A prominent figure in Germany's Pirate Party is believed to have murdered a party activist and wheeled his body through the streets of Berlin before going on to take on his own life.
Prosecutors said Gerwald Claus-Brunner, a 44-year-old former MP who lost his seat in the Berlin state parliament at the weekend elections, had confessed to the murder-suicide in a letter sent to a colleague.
He was found dead in his apartment in the suburb of Stieglitz on Monday (19 September) together with the body of a 29-year-old man.
Local media reported the victim, identified as Jan Mirko L, had previously worked for Claus-Brunner's parliamentary office and had filed a stalking complaint against the politician in June.
Claus-Brunner, known for his eccentric dress-sense of bandana and dungarees, was said in an autopsy report to have taken his own life, while the other man died after suffering "blunt force to the upper body".

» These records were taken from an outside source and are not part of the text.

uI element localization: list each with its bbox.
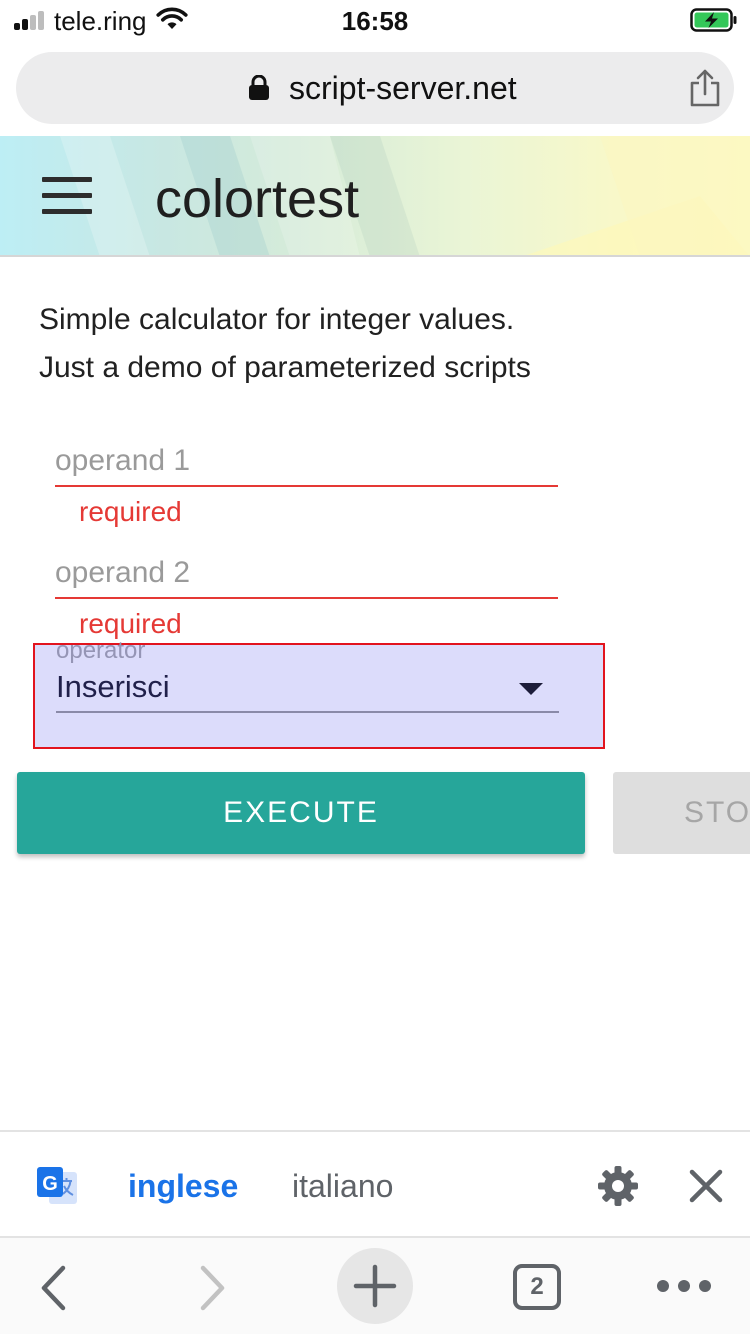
more-icon[interactable]: [656, 1276, 712, 1296]
forward-icon[interactable]: [198, 1264, 228, 1312]
google-translate-icon[interactable]: G: [35, 1166, 79, 1206]
operator-label: operator: [56, 637, 146, 664]
gear-icon[interactable]: [597, 1165, 639, 1207]
url-text[interactable]: script-server.net: [289, 70, 517, 107]
tabs-count: 2: [530, 1273, 544, 1300]
stop-button-label: STOP: [684, 796, 750, 829]
description-line: Simple calculator for integer values.: [39, 303, 515, 336]
language-tab-english[interactable]: inglese: [128, 1168, 238, 1205]
language-tab-italian[interactable]: italiano: [292, 1168, 393, 1205]
translate-bar: G inglese italiano: [0, 1130, 750, 1238]
operand2-error: required: [79, 608, 182, 639]
lock-icon: [249, 75, 269, 100]
operand1-error: required: [79, 496, 182, 527]
operand2-input[interactable]: operand 2: [55, 556, 190, 590]
operand1-input[interactable]: operand 1: [55, 444, 190, 478]
operator-value[interactable]: Inserisci: [56, 669, 170, 705]
new-tab-button[interactable]: [337, 1248, 413, 1324]
header-background-pattern: [60, 136, 750, 255]
battery-charging-icon: [690, 8, 737, 32]
operator-underline: [56, 711, 559, 713]
hamburger-menu-icon[interactable]: [42, 177, 94, 217]
script-description: Simple calculator for integer values. Ju…: [39, 296, 531, 392]
close-icon[interactable]: [688, 1168, 724, 1204]
status-bar: tele.ring 16:58: [0, 0, 750, 40]
operand2-field[interactable]: operand 2 required: [55, 556, 558, 639]
back-icon[interactable]: [38, 1264, 68, 1312]
share-icon[interactable]: [686, 68, 724, 108]
app-header: colortest: [0, 136, 750, 257]
browser-toolbar: 2: [0, 1238, 750, 1334]
dropdown-arrow-icon[interactable]: [519, 683, 543, 695]
operand1-underline: [55, 485, 558, 487]
address-bar[interactable]: script-server.net: [16, 52, 734, 124]
execute-button[interactable]: EXECUTE: [17, 772, 585, 854]
clock: 16:58: [341, 6, 409, 36]
stop-button: STOP: [613, 772, 750, 854]
svg-text:G: G: [42, 1173, 58, 1195]
operator-select[interactable]: operator Inserisci: [33, 637, 605, 749]
description-line: Just a demo of parameterized scripts: [39, 351, 531, 384]
operand1-field[interactable]: operand 1 required: [55, 444, 558, 527]
page-title: colortest: [155, 169, 360, 229]
tabs-icon[interactable]: 2: [513, 1264, 561, 1310]
operand2-underline: [55, 597, 558, 599]
plus-icon: [353, 1264, 397, 1308]
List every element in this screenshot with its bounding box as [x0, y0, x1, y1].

Prosecutors claim the politician killed the man on 15 September at the victim's apartment, before moving the body to his own flat.
According to German tabloid Bild, Claus-Brunner may have used a sack barrow to transport the body 11km across Berlin to his own apartment after CCTV images showed him wheeling a large black box. This has not yet been confirmed by investigators.
Claus-Brunner, who was openly bisexual, had repeatedly referred to the victim on Twitter with the affectionate name "curly head" in the months leading up to their death, according to Die Welt. The day after he is believed to have killed the man, on Friday, he tweeted: "My love, my life, for ever and ever, for you, my dear curly-head."
Another sent the same day reportedly read: "A really shit day today, worse than all the bad days I've had before. Hopefully the weekend will be better."
The prosecutor explained the motive for the alleged murder only as for "highly personal reasons" and said the contents of the confession letter meant the case was considered closed.
The Pirate Party wrote on its website that Claus-Brunner had been suffering an "incurable illness".
"Faxe, as we all called him, was always controversial, never simple and did not have it easy. Every one of us has a story to tell about him," the statement read.
The party entered Berlin's state parliament in 2011 on the back of a digital rights agenda. Sunday's elections saw its 8.9% share of the vote plummet to 1.7%, with Claus-Brunner gaining 2% of the vote in the Steglitz-Zehlendorf district.
German media, citing sources in the police investigation, said Claus-Brunner is believed to have died before the day of the election, on either Friday or Saturday.
He spoke in the Berlin parliament for the last time in late June, saying he predicted his party would lose its seats after the election.
"In this current legislature, you will also stand up and have a minute's silence for me at the beginning of the plenary meeting," he had said.